# PI Controller or Type 2 compensator using SIMetrix/SIMPLIS

I have PI controller build around one OPAM (link:https://www.researchgate.net/figure/Schematic-diagram-for-PI-controller-using-operational-amplifier_fig2_338104251) and I want to simulate it in SIMetrix/SIMPLIS simulator.Knowing that SIMPLIS simulator does not need an average model for AC simulation, the circuit is redrawn as follows:

I have used an error amplifier with 100k open loop gain, V3 (AC Source) as a perturbation signal that is need by SIMPLIS for AC analysis and the DC point of my system is expected to be 2.5v

When I simulate the circuit, I expect the bode plot to be shaped as of that of PI controller as given bellow:

But what I got is totally different, whiche means that my simulation model is incorrect

In the internet I have found a simulation model that uses a different approach:

I am not at the level of evaluating the work of the author, but I think this is a classical approach by using 1k capacitor and 1k inductor, that could work on any SPICE simulator and does not take advantage of SIMPLIS method of simulation.

Could anyone explain to me why my model did not work even though SIMPLIS does not need an average model, and how can I simulate a PI controller around one OPAMP?

• Including a link to the source material that you found would be very helpful (a Google search of "automated type 2 calculations with simplis" didn't immediately reveal your reference material.) It appears to me in the internet simulation that E1 / LOL / COL comprise a plant (maybe a PWM switch block, or something similar) which produces an voltage based on the error voltage. In your model you're just feeding the output of the error amplifier back into itself - there's no plant - so it's not an apples-to-apples comparison. Commented May 1, 2023 at 18:29
• @AdamLawrence, E1/LOL/COL, creates the operating DC operating point with a reference voltage of 2.5v, and in my case, I have used Vdc=2.5 to create my DC operating point! Commented May 1, 2023 at 18:34
• The issue is always the same: the dc operating point of the op-amp. In your approach, what makes sure the output of X1 is within its linear region? Nothing and you would have to tweak at the µV level the 2.5-V source in series with the ac source for that purpose. Quite tedious particularly if the op-amp has a large open-loop gain as it will quickly rail up or down, what you don't want. In my approach, the LOL/COL is the simplest and fastest way to stabilize the op-amp output at an arbitrary 2.5-V level. Commented May 1, 2023 at 20:04

The cited automated type 2 compensator in SIMPLIS is part of the ready-made templates you can freely download from my web page. As with any op-amp-based circuit, you need to make sure the device operates in its linear range, away from ground and the supply rail. Here, as the maximum output of the op-amp model is 5 V, I force its output to be around 2.5 V via the extra E1 component.

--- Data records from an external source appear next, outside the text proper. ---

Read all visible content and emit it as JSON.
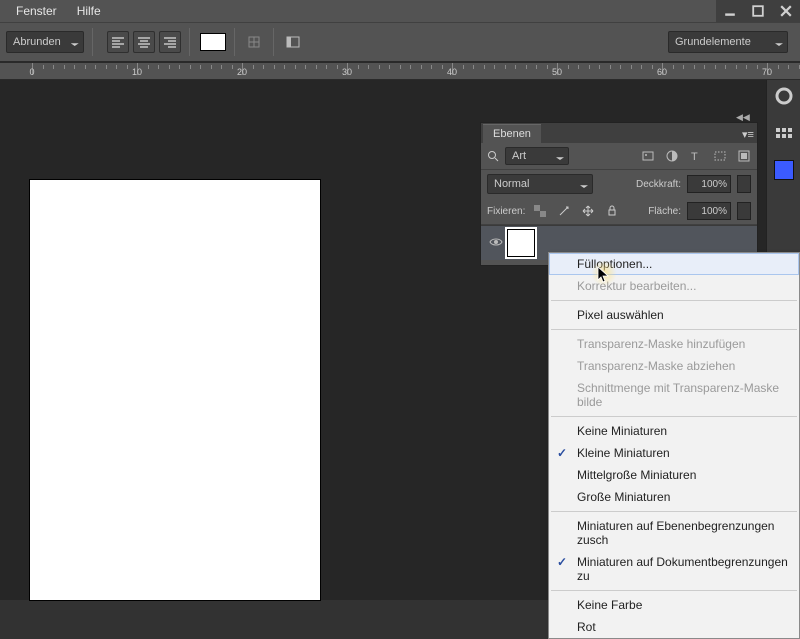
{
  "menubar": {
    "fenster": "Fenster",
    "hilfe": "Hilfe"
  },
  "optbar": {
    "corner_style": "Abrunden",
    "modes_dropdown": "Grundelemente"
  },
  "ruler": {
    "ticks": [
      0,
      10,
      20,
      30,
      40,
      50,
      60,
      70
    ]
  },
  "panel": {
    "title": "Ebenen",
    "filter_label": "Art",
    "blend_mode": "Normal",
    "opacity_label": "Deckkraft:",
    "opacity_value": "100%",
    "lock_label": "Fixieren:",
    "fill_label": "Fläche:",
    "fill_value": "100%"
  },
  "ctx": {
    "fill_options": "Fülloptionen...",
    "edit_adjustment": "Korrektur bearbeiten...",
    "select_pixels": "Pixel auswählen",
    "add_trans_mask": "Transparenz-Maske hinzufügen",
    "subtract_trans_mask": "Transparenz-Maske abziehen",
    "intersect_trans_mask": "Schnittmenge mit Transparenz-Maske bilde",
    "no_thumbs": "Keine Miniaturen",
    "small_thumbs": "Kleine Miniaturen",
    "med_thumbs": "Mittelgroße Miniaturen",
    "large_thumbs": "Große Miniaturen",
    "clip_layer_bounds": "Miniaturen auf Ebenenbegrenzungen zusch",
    "clip_doc_bounds": "Miniaturen auf Dokumentbegrenzungen zu",
    "no_color": "Keine Farbe",
    "red": "Rot"
  }
}
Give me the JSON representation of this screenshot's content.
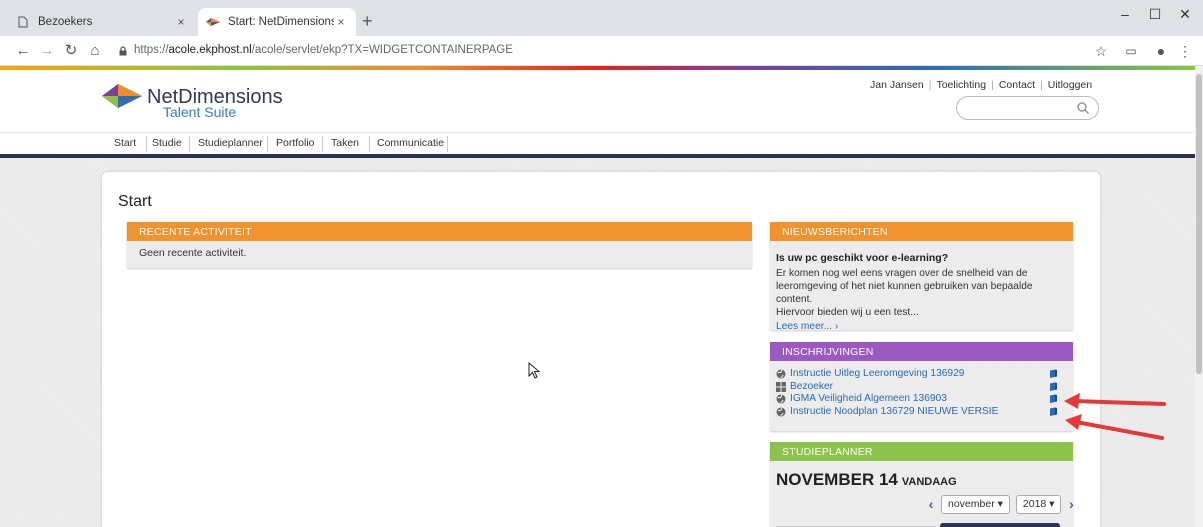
{
  "browser": {
    "tabs": [
      {
        "title": "Bezoekers",
        "active": false
      },
      {
        "title": "Start: NetDimensions Talent Suite",
        "active": true
      }
    ],
    "close_symbol": "×",
    "newtab_symbol": "+",
    "url_prefix": "https://",
    "url_host": "acole.ekphost.nl",
    "url_path": "/acole/servlet/ekp?TX=WIDGETCONTAINERPAGE",
    "window_controls": {
      "minimize": "–",
      "maximize": "☐",
      "close": "✕"
    }
  },
  "brand": {
    "name": "NetDimensions",
    "sub": "Talent Suite"
  },
  "top_links": [
    "Jan Jansen",
    "Toelichting",
    "Contact",
    "Uitloggen"
  ],
  "nav": [
    "Start",
    "Studie",
    "Studieplanner",
    "Portfolio",
    "Taken",
    "Communicatie"
  ],
  "page": {
    "title": "Start"
  },
  "recent": {
    "heading": "RECENTE ACTIVITEIT",
    "text": "Geen recente activiteit."
  },
  "news": {
    "heading": "NIEUWSBERICHTEN",
    "item_title": "Is uw pc geschikt voor e-learning?",
    "item_lines": [
      "Er komen nog wel eens vragen over de snelheid van de",
      "leeromgeving of het niet kunnen gebruiken van bepaalde content.",
      "Hiervoor bieden wij u een test..."
    ],
    "read_more": "Lees meer... ›"
  },
  "enrollments": {
    "heading": "INSCHRIJVINGEN",
    "items": [
      {
        "label": "Instructie Uitleg Leeromgeving 136929",
        "icon": "globe-icon"
      },
      {
        "label": "Bezoeker",
        "icon": "grid-icon"
      },
      {
        "label": "IGMA Veiligheid Algemeen 136903",
        "icon": "globe-icon"
      },
      {
        "label": "Instructie Noodplan 136729 NIEUWE VERSIE",
        "icon": "globe-icon"
      }
    ]
  },
  "planner": {
    "heading": "STUDIEPLANNER",
    "date": "NOVEMBER 14",
    "today": "VANDAAG",
    "month": "november ▾",
    "year": "2018 ▾"
  },
  "colors": {
    "orange": "#f0922e",
    "purple": "#9b59c2",
    "green": "#8bc34a",
    "navy": "#2a3350",
    "link": "#2a6ab3",
    "annotation_arrow": "#e53935"
  }
}
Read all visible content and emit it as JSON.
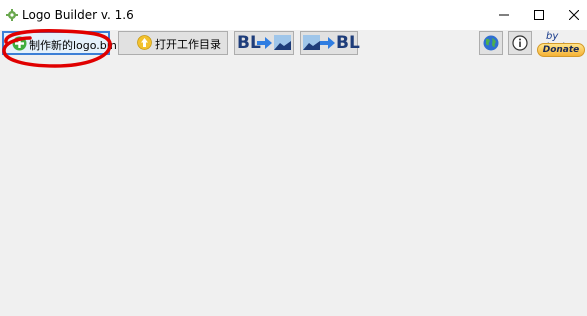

It is an old SPICE trick to auto-bias an averaged model regardless of the operating conditions. When SPICE starts simulating, whether this is an ac or transient exercise, a bias point needs to be determined. By doing so, SPICE opens all the capacitors and short circuits all inductors. In the given circuit, LOL is shorted and the solver determines the exact bias to apply at $$\R_{upper}\$$ for having the op-amp output set to 2.5 V roughly (the 100 gain is weak so don't expect a precise output but the exact value is irrelevant here as long as the op-amp does not rail up or down). Then, when the ac simulation starts, capacitor COL injects the ac and, together with LOL, form a low-pass filter which blocks any modulation from E1 and effectively opens the loop in ac.

Why is this useful? Because if your error circuit uses an op-amp featuring a 90-dB open-loop gain, to force its output to be between 1-3 V, you will have to tweak the input dc bias at the µV level which is extremely tedious. With the proposed circuit, it is done immediately in one shot.

Of course, as shown below, you could get rid of the COL/LOL network and insert the ac source in series, nothing mysterious here but you still need the auto-bias circuit:

As with any simulation, particularly ac, always check the dc operating point before considering the simulated data. Here it is 2.6 V as expected and the ac response is what we want.

If you want the PI response, disable $$\C_2\$$ and push the op-amp low-frequency pole to 30 MHz or so (infinite bandwidth) and you will see the response you want:

Make sure the Bode box receives the output from the op-amp as the phase margin should be -270° or 90° at dc (the op-amp reverses by -180° and the pole at the origin adds another 90° lag).